The Way of the Holy Mushroom depends on three elements: kenosis, gnosis and pistis.
Kenosis is all about self-emptying and not-knowing. It is the recognition that the honest answer to the perennial questions, “who am I?”, “what is the nature of reality?” and “what is God?” is I don’t know. Kenosis is rooted in radical humility before the fathomless mystery of existence. Any glib answers to these questions, whether theistic or atheistic, are ultimately dishonest and worthless – the facile pretensions of an arrogant human mind. As Einstein put it, you cannot understand “that which the mind cannot grasp”.
Gnosis is about being filled with the spirit (the mushroom spirit) and intimate knowing. However, gnostic knowing is not the same as ordinary, rational knowing. It is supra-mundane, super-natural, transcendental knowing. It is “out of this world”. It carries profound conviction, known in the trade as “noetic quality”, but is at the same time strangely intangible and “ineffable”, impossible to communicate in ordinary language. This is why it is so difficult to “integrate” it, that is, to transfer it to the ordinary human world and human mind.
The mode of expression best suited to the translation of this supra-mundane gnosis into human understanding is not the rational, logical, propositional mode. It is the mytho-poetic mode, which is not irrational or illogical, but non-rational. It blends truth with beauty and goodness, story-telling with poetry, architecture with music, art with artlessness, revelation with tradition, reason with faith.

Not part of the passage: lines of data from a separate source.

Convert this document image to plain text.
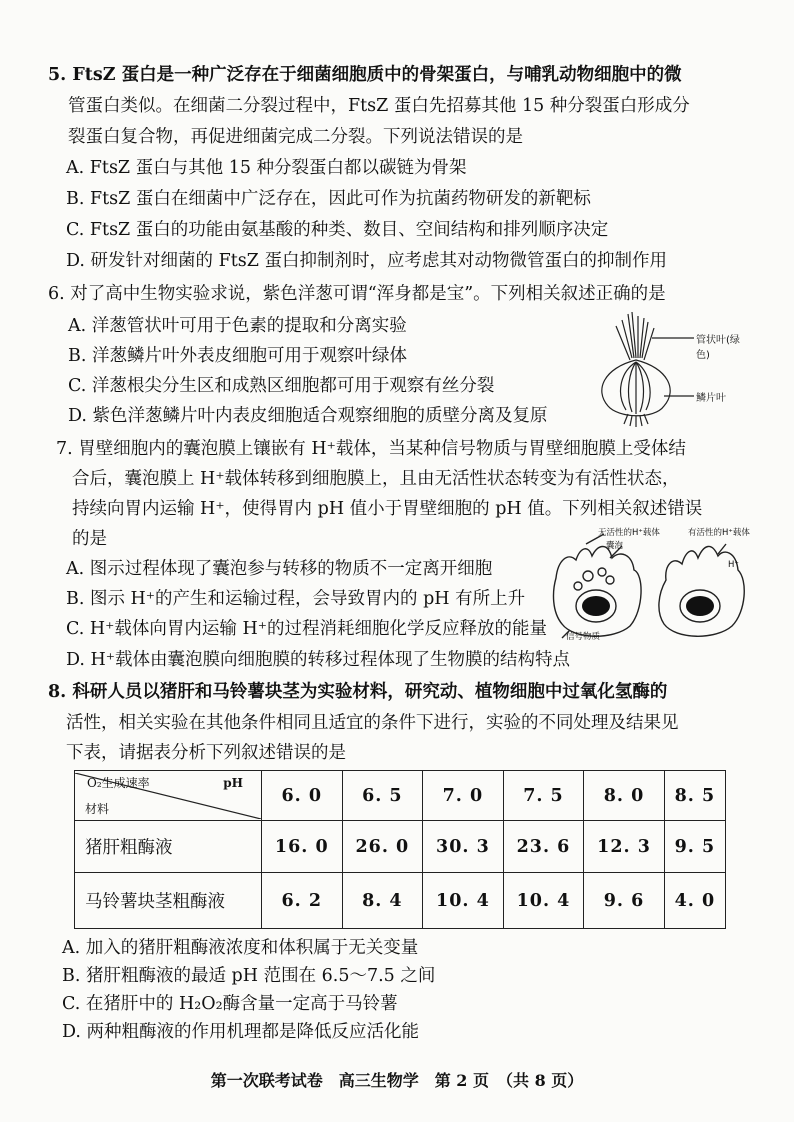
5. FtsZ 蛋白是一种广泛存在于细菌细胞质中的骨架蛋白，与哺乳动物细胞中的微
管蛋白类似。在细菌二分裂过程中，FtsZ 蛋白先招募其他 15 种分裂蛋白形成分
裂蛋白复合物，再促进细菌完成二分裂。下列说法错误的是
A. FtsZ 蛋白与其他 15 种分裂蛋白都以碳链为骨架
B. FtsZ 蛋白在细菌中广泛存在，因此可作为抗菌药物研发的新靶标
C. FtsZ 蛋白的功能由氨基酸的种类、数目、空间结构和排列顺序决定
D. 研发针对细菌的 FtsZ 蛋白抑制剂时，应考虑其对动物微管蛋白的抑制作用
6. 对了高中生物实验求说，紫色洋葱可谓“浑身都是宝”。下列相关叙述正确的是
A. 洋葱管状叶可用于色素的提取和分离实验
B. 洋葱鳞片叶外表皮细胞可用于观察叶绿体
C. 洋葱根尖分生区和成熟区细胞都可用于观察有丝分裂
D. 紫色洋葱鳞片叶内表皮细胞适合观察细胞的质壁分离及复原
管状叶(绿色)
鳞片叶
7. 胃壁细胞内的囊泡膜上镶嵌有 H⁺载体，当某种信号物质与胃壁细胞膜上受体结
合后，囊泡膜上 H⁺载体转移到细胞膜上，且由无活性状态转变为有活性状态，
持续向胃内运输 H⁺，使得胃内 pH 值小于胃壁细胞的 pH 值。下列相关叙述错误
的是
A. 图示过程体现了囊泡参与转移的物质不一定离开细胞
B. 图示 H⁺的产生和运输过程，会导致胃内的 pH 有所上升
C. H⁺载体向胃内运输 H⁺的过程消耗细胞化学反应释放的能量
D. H⁺载体由囊泡膜向细胞膜的转移过程体现了生物膜的结构特点
无活性的H⁺载体
囊泡
有活性的H⁺载体
H⁺
信号物质
8. 科研人员以猪肝和马铃薯块茎为实验材料，研究动、植物细胞中过氧化氢酶的
活性，相关实验在其他条件相同且适宜的条件下进行，实验的不同处理及结果见
下表，请据表分析下列叙述错误的是
O₂生成速率 pH
材料	6. 0	6. 5	7. 0	7. 5	8. 0	8. 5
猪肝粗酶液	16. 0	26. 0	30. 3	23. 6	12. 3	9. 5
马铃薯块茎粗酶液	6. 2	8. 4	10. 4	10. 4	9. 6	4. 0
A. 加入的猪肝粗酶液浓度和体积属于无关变量
B. 猪肝粗酶液的最适 pH 范围在 6.5～7.5 之间
C. 在猪肝中的 H₂O₂酶含量一定高于马铃薯
D. 两种粗酶液的作用机理都是降低反应活化能
第一次联考试卷　高三生物学　第 2 页　（共 8 页）
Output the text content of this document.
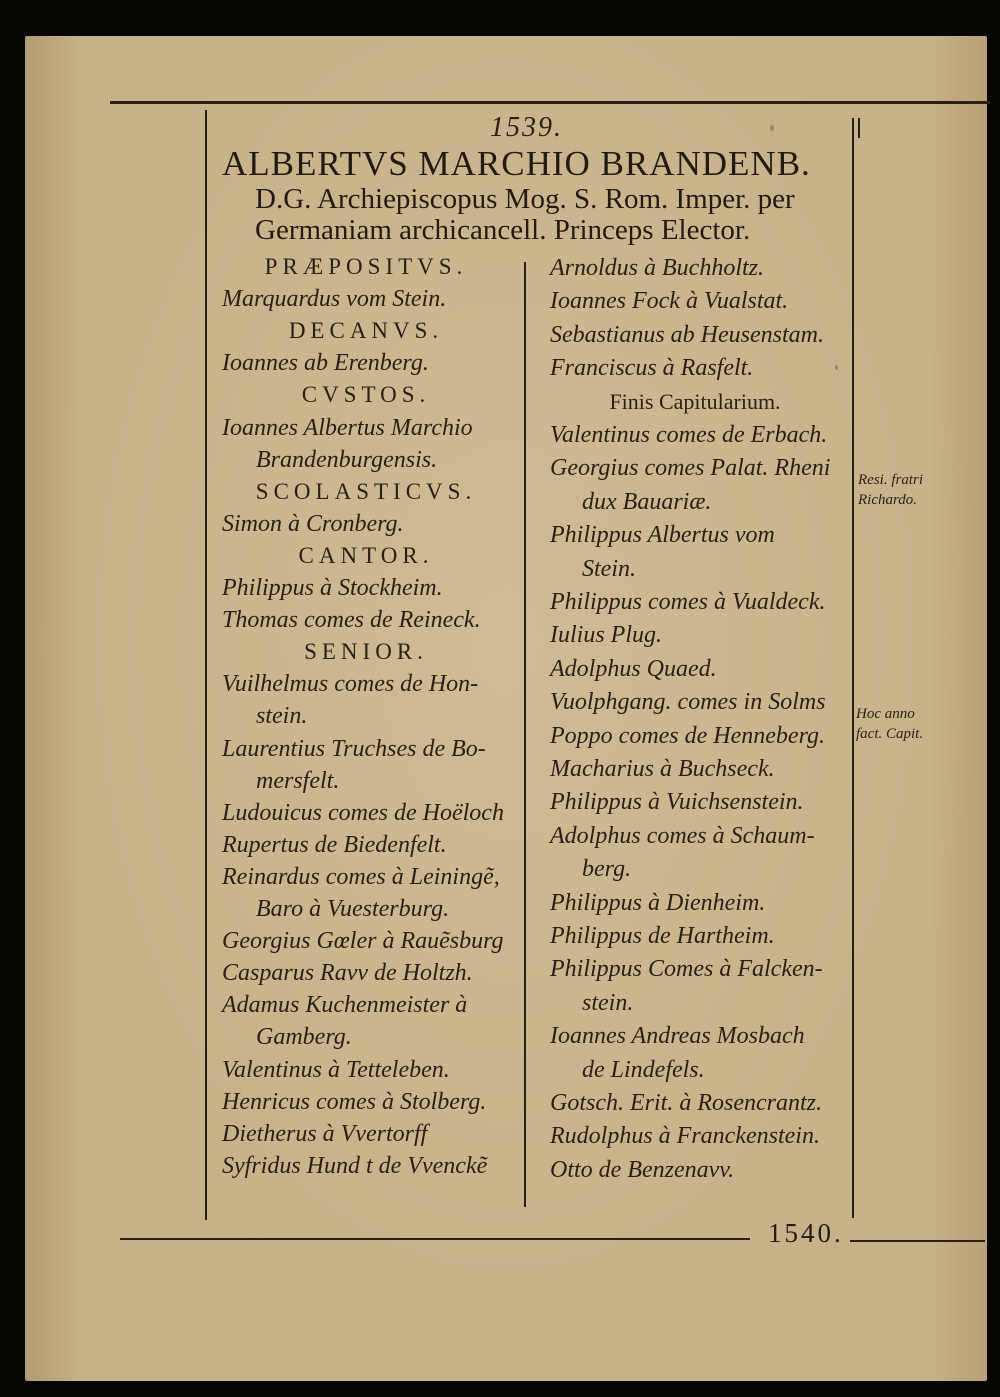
1539.
ALBERTVS MARCHIO BRANDENB.
D.G. Archiepiscopus Mog. S. Rom. Imper. per
Germaniam archicancell. Princeps Elector.
PRÆPOSITVS.
Marquardus vom Stein.
DECANVS.
Ioannes ab Erenberg.
CVSTOS.
Ioannes Albertus Marchio
Brandenburgensis.
SCOLASTICVS.
Simon à Cronberg.
CANTOR.
Philippus à Stockheim.
Thomas comes de Reineck.
SENIOR.
Vuilhelmus comes de Hon-
stein.
Laurentius Truchses de Bo-
mersfelt.
Ludouicus comes de Hoëloch
Rupertus de Biedenfelt.
Reinardus comes à Leiningẽ,
Baro à Vuesterburg.
Georgius Gœler à Rauẽsburg
Casparus Ravv de Holtzh.
Adamus Kuchenmeister à
Gamberg.
Valentinus à Tetteleben.
Henricus comes à Stolberg.
Dietherus à Vvertorff
Syfridus Hund t de Vvenckẽ
Arnoldus à Buchholtz.
Ioannes Fock à Vualstat.
Sebastianus ab Heusenstam.
Franciscus à Rasfelt.
Finis Capitularium.
Valentinus comes de Erbach.
Georgius comes Palat. Rheni
dux Bauariæ.
Philippus Albertus vom
Stein.
Philippus comes à Vualdeck.
Iulius Plug.
Adolphus Quaed.
Vuolphgang. comes in Solms
Poppo comes de Henneberg.
Macharius à Buchseck.
Philippus à Vuichsenstein.
Adolphus comes à Schaum-
berg.
Philippus à Dienheim.
Philippus de Hartheim.
Philippus Comes à Falcken-
stein.
Ioannes Andreas Mosbach
de Lindefels.
Gotsch. Erit. à Rosencrantz.
Rudolphus à Franckenstein.
Otto de Benzenavv.
Resi. fratri
Richardo.
Hoc anno
fact. Capit.
1540.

This is pistis, or religion. Without it, we are left with dry philosophy or moist emotivism.
When it comes to the ritual use of psychedelics, human reason has its place, but it is essential that it know its place. It must give way to these three other types of knowing: the not-knowing of kenosis, the psychedelic, super-natural knowing of gnosis and the religious knowing of pistis. However, because we are proud and lack humility, we cannot enter fully into kenosis, gnosis and pistis, and develop the docta ignorantia or “learned ignorance” necessary to progress in holiness, virtue and wisdom. Instead, we fall back on the conventional wisdom of the world, which is foolishness with God.